Lesson 9: KL Divergence

KL Divergence

Kullback-Leibler divergence measures difference between distributions:

# D_KL(P || Q) = sum P(x) log(P(x)/Q(x))
#              = sum P(x) log P(x) - sum P(x) log Q(x)
#              = -H(P) + H(P,Q)

# Always ≥ 0
# = 0 iff P = Q
# Not symmetric: D_KL(P||Q) ≠ D_KL(Q||P)
      

Interpretation

        Extra bits needed: How many more bits on average to encode 
        samples from P using a code optimized for Q.
      

Applications in ML

VAEs: Regularize latent distribution
Knowledge distillation: Match student to teacher
RL: Limit policy changes (TRPO, PPO)
Variational inference: Approximate posteriors

📝 Practice Exercises

Exercise 1: Calculate KL Divergence

Given two discrete distributions:

P = [0.5, 0.3, 0.2]  # True distribution
Q = [0.4, 0.4, 0.2]  # Approximation
        

Task: Calculate D_KL(P || Q). Show your work.

Hint: D_KL(P||Q) = Σ P(i) × log(P(i)/Q(i))
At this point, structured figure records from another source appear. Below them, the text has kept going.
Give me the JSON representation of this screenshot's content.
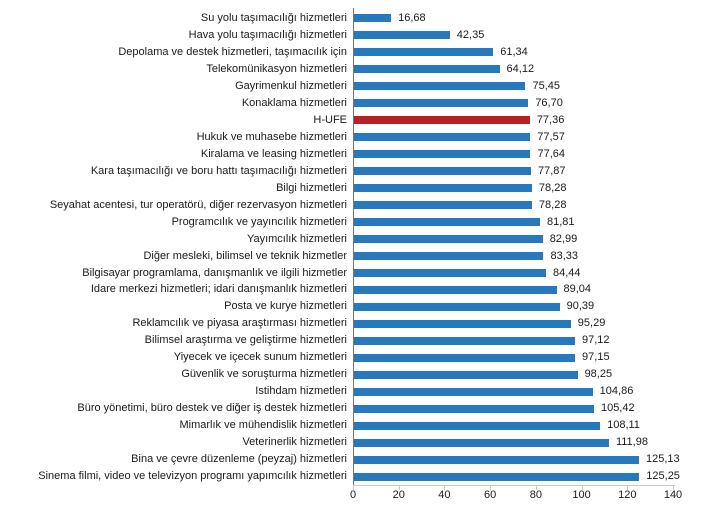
{
  "chart_data": {
    "type": "bar",
    "orientation": "horizontal",
    "title": "",
    "xlabel": "",
    "ylabel": "",
    "categories": [
      "Su yolu taşımacılığı hizmetleri",
      "Hava yolu taşımacılığı hizmetleri",
      "Depolama ve destek hizmetleri, taşımacılık için",
      "Telekomünikasyon hizmetleri",
      "Gayrimenkul hizmetleri",
      "Konaklama hizmetleri",
      "H-ÜFE",
      "Hukuk ve muhasebe hizmetleri",
      "Kiralama ve leasing hizmetleri",
      "Kara taşımacılığı ve boru hattı taşımacılığı hizmetleri",
      "Bilgi hizmetleri",
      "Seyahat acentesi, tur operatörü, diğer rezervasyon hizmetleri",
      "Programcılık ve yayıncılık hizmetleri",
      "Yayımcılık hizmetleri",
      "Diğer mesleki, bilimsel ve teknik hizmetler",
      "Bilgisayar programlama, danışmanlık ve ilgili hizmetler",
      "İdare merkezi hizmetleri; idari danışmanlık hizmetleri",
      "Posta ve kurye hizmetleri",
      "Reklamcılık ve piyasa araştırması hizmetleri",
      "Bilimsel araştırma ve geliştirme hizmetleri",
      "Yiyecek ve içecek sunum hizmetleri",
      "Güvenlik ve soruşturma hizmetleri",
      "İstihdam hizmetleri",
      "Büro yönetimi, büro destek ve diğer iş destek hizmetleri",
      "Mimarlık ve mühendislik hizmetleri",
      "Veterinerlik hizmetleri",
      "Bina ve çevre düzenleme (peyzaj) hizmetleri",
      "Sinema filmi, video ve televizyon programı yapımcılık hizmetleri"
    ],
    "values": [
      16.68,
      42.35,
      61.34,
      64.12,
      75.45,
      76.7,
      77.36,
      77.57,
      77.64,
      77.87,
      78.28,
      78.28,
      81.81,
      82.99,
      83.33,
      84.44,
      89.04,
      90.39,
      95.29,
      97.12,
      97.15,
      98.25,
      104.86,
      105.42,
      108.11,
      111.98,
      125.13,
      125.25
    ],
    "value_labels": [
      "16,68",
      "42,35",
      "61,34",
      "64,12",
      "75,45",
      "76,70",
      "77,36",
      "77,57",
      "77,64",
      "77,87",
      "78,28",
      "78,28",
      "81,81",
      "82,99",
      "83,33",
      "84,44",
      "89,04",
      "90,39",
      "95,29",
      "97,12",
      "97,15",
      "98,25",
      "104,86",
      "105,42",
      "108,11",
      "111,98",
      "125,13",
      "125,25"
    ],
    "highlight_category": "H-ÜFE",
    "highlight_index": 6,
    "bar_color": "#2878BE",
    "highlight_color": "#B92025",
    "xlim": [
      0,
      140
    ],
    "x_ticks": [
      0,
      20,
      40,
      60,
      80,
      100,
      120,
      140
    ],
    "grid": false,
    "legend": "none",
    "decimal_separator": ","
  },
  "colors": {
    "background": "#FFFFFF",
    "category_axis_line": "#737373",
    "value_axis_line": "#C9C9C9",
    "text": "#1A1A1A"
  }
}
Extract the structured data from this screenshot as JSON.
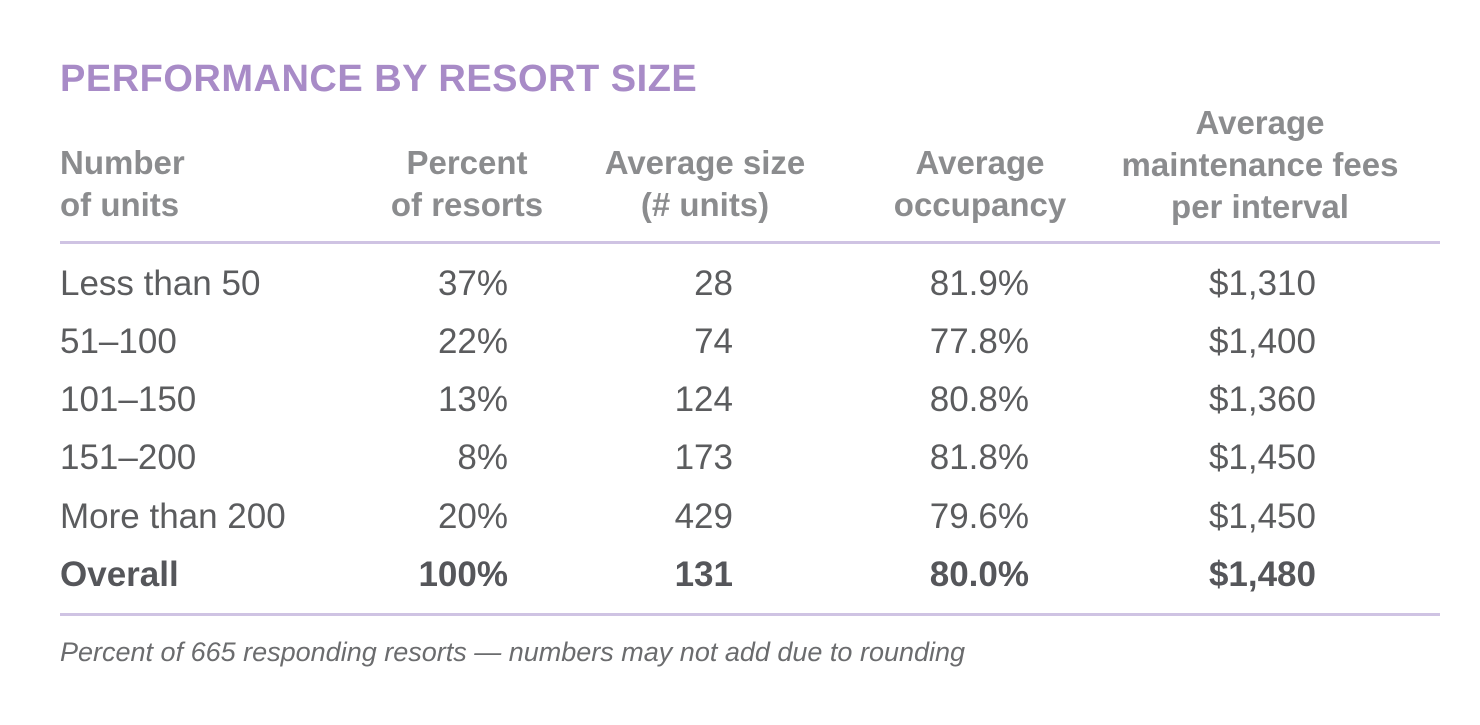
{
  "chart_data": {
    "type": "table",
    "title": "PERFORMANCE BY RESORT SIZE",
    "columns": [
      "Number\nof units",
      "Percent\nof resorts",
      "Average size\n(# units)",
      "Average\noccupancy",
      "Average\nmaintenance fees\nper interval"
    ],
    "rows": [
      [
        "Less than 50",
        "37%",
        "28",
        "81.9%",
        "$1,310"
      ],
      [
        "51–100",
        "22%",
        "74",
        "77.8%",
        "$1,400"
      ],
      [
        "101–150",
        "13%",
        "124",
        "80.8%",
        "$1,360"
      ],
      [
        "151–200",
        "8%",
        "173",
        "81.8%",
        "$1,450"
      ],
      [
        "More than 200",
        "20%",
        "429",
        "79.6%",
        "$1,450"
      ],
      [
        "Overall",
        "100%",
        "131",
        "80.0%",
        "$1,480"
      ]
    ],
    "footnote": "Percent of 665 responding resorts — numbers may not add due to rounding"
  },
  "colors": {
    "title": "#a88bc7",
    "header": "#8b8c8e",
    "body": "#5b5c5e",
    "rule": "#cfc3e3"
  }
}
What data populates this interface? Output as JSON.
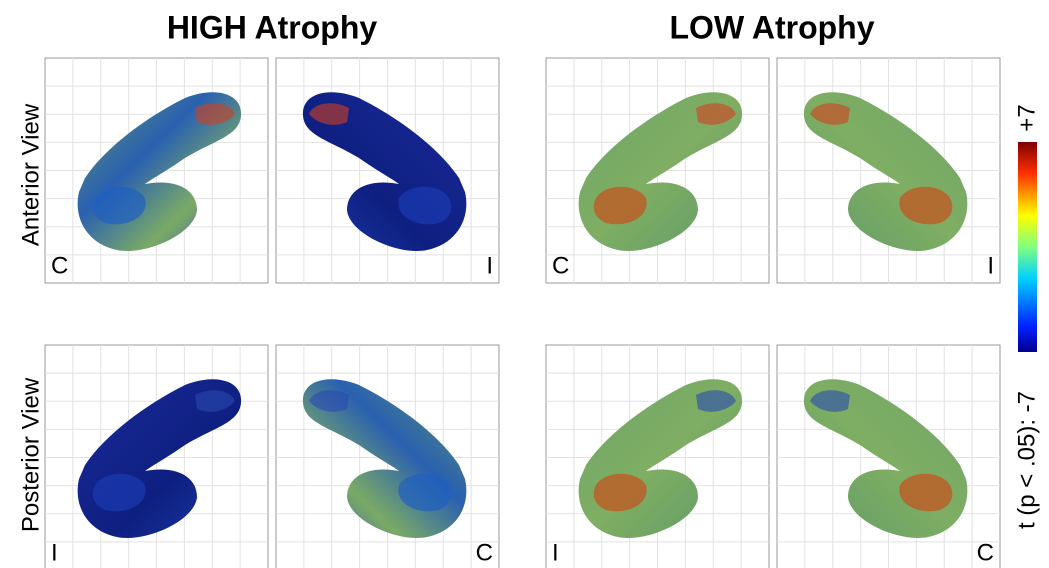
{
  "titles": [
    "HIGH Atrophy",
    "LOW Atrophy"
  ],
  "row_labels": [
    "Anterior View",
    "Posterior View"
  ],
  "panels": [
    {
      "corner_label": "C"
    },
    {
      "corner_label": "I"
    },
    {
      "corner_label": "C"
    },
    {
      "corner_label": "I"
    },
    {
      "corner_label": "I"
    },
    {
      "corner_label": "C"
    },
    {
      "corner_label": "I"
    },
    {
      "corner_label": "C"
    }
  ],
  "colorbar": {
    "max_label": "+7",
    "min_label": "t (p < .05): -7"
  }
}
Exercise 2: Python Implementation

Complete the function to compute KL divergence:

def kl_divergence(p, q):
    """
    Compute KL divergence D_KL(P || Q)
    p, q: arrays of probabilities (same length, sum to 1)
    Returns: scalar KL divergence
    """
    import numpy as np
    # Your code here
    
# Test with:
# p = np.array([0.5, 0.3, 0.2])
# q = np.array([0.4, 0.4, 0.2])
# Expected: ~0.0104 nats (or ~0.015 bits if log2)
        

Bonus: Add input validation to ensure p and q are valid probability distributions.

💡 Solutions

Exercise 1 Solution:

D_KL = 0.5×log(0.5/0.4) + 0.3×log(0.3/0.4) + 0.2×log(0.2/0.2)
     = 0.5×log(1.25) + 0.3×log(0.75) + 0.2×log(1)
     = 0.5×0.223 + 0.3×(-0.288) + 0
     = 0.1115 - 0.0864
     ≈ 0.0251 (nats) or 0.036 (bits)
        

Exercise 2 Solution:

def kl_divergence(p, q, eps=1e-10):
    import numpy as np
    p = np.array(p)
    q = np.array(q)
    # Validation
    assert np.isclose(p.sum(), 1), "P must sum to 1"
    assert np.isclose(q.sum(), 1), "Q must sum to 1"
    assert (p >= 0).all() and (q >= 0).all(), "Probabilities must be non-negative"
    # Avoid log(0) by adding epsilon
    q = np.clip(q, eps, 1)
    return np.sum(p * np.log(p / q))
        

🎯 Knowledge Check Quiz

Test your understanding of KL Divergence with these quick questions:

Question 1

What is the minimum possible value of KL divergence D_KL(P || Q)?

A) -∞
B) 0
C) 1
D) It depends on the distributions

Answer: B) 0 — KL divergence is always non-negative and equals 0 only when P = Q.

Question 2

Is KL divergence symmetric? That is, does D_KL(P || Q) = D_KL(Q || P)?

A) Yes, always
B) No, never
C) Only when P = Q
D) Only for Gaussian distributions

Answer: B) No — KL divergence is not symmetric. D_KL(P||Q) measures the "cost" of using Q to approximate P, which differs from using P to approximate Q.

Question 3

In a Variational Autoencoder (VAE), what role does KL divergence play?

A) It measures reconstruction error
B) It regularizes the latent distribution to match a prior
C) It computes the learning rate
D) It initializes the weights

Answer: B) It regularizes the latent distribution — the KL term ensures the learned latent distribution stays close to the prior (usually standard normal).

Question 4

What does KL divergence measure in information theory terms?

A) The entropy of distribution P
B) The mutual information between P and Q
C) The extra bits needed to encode P using a code optimized for Q
D) The correlation between P and Q

Answer: C) Extra bits needed — KL divergence quantifies the inefficiency of using Q to approximate P, measured in bits (or nats).

Question 5

In policy gradient methods like PPO, why is KL divergence used?

A) To increase exploration
B) To limit how far the policy can change in one update
C) To compute the reward function
D) To normalize the gradients

Answer: B) To limit policy changes — KL constraints prevent the policy from changing too drastically, ensuring stable training.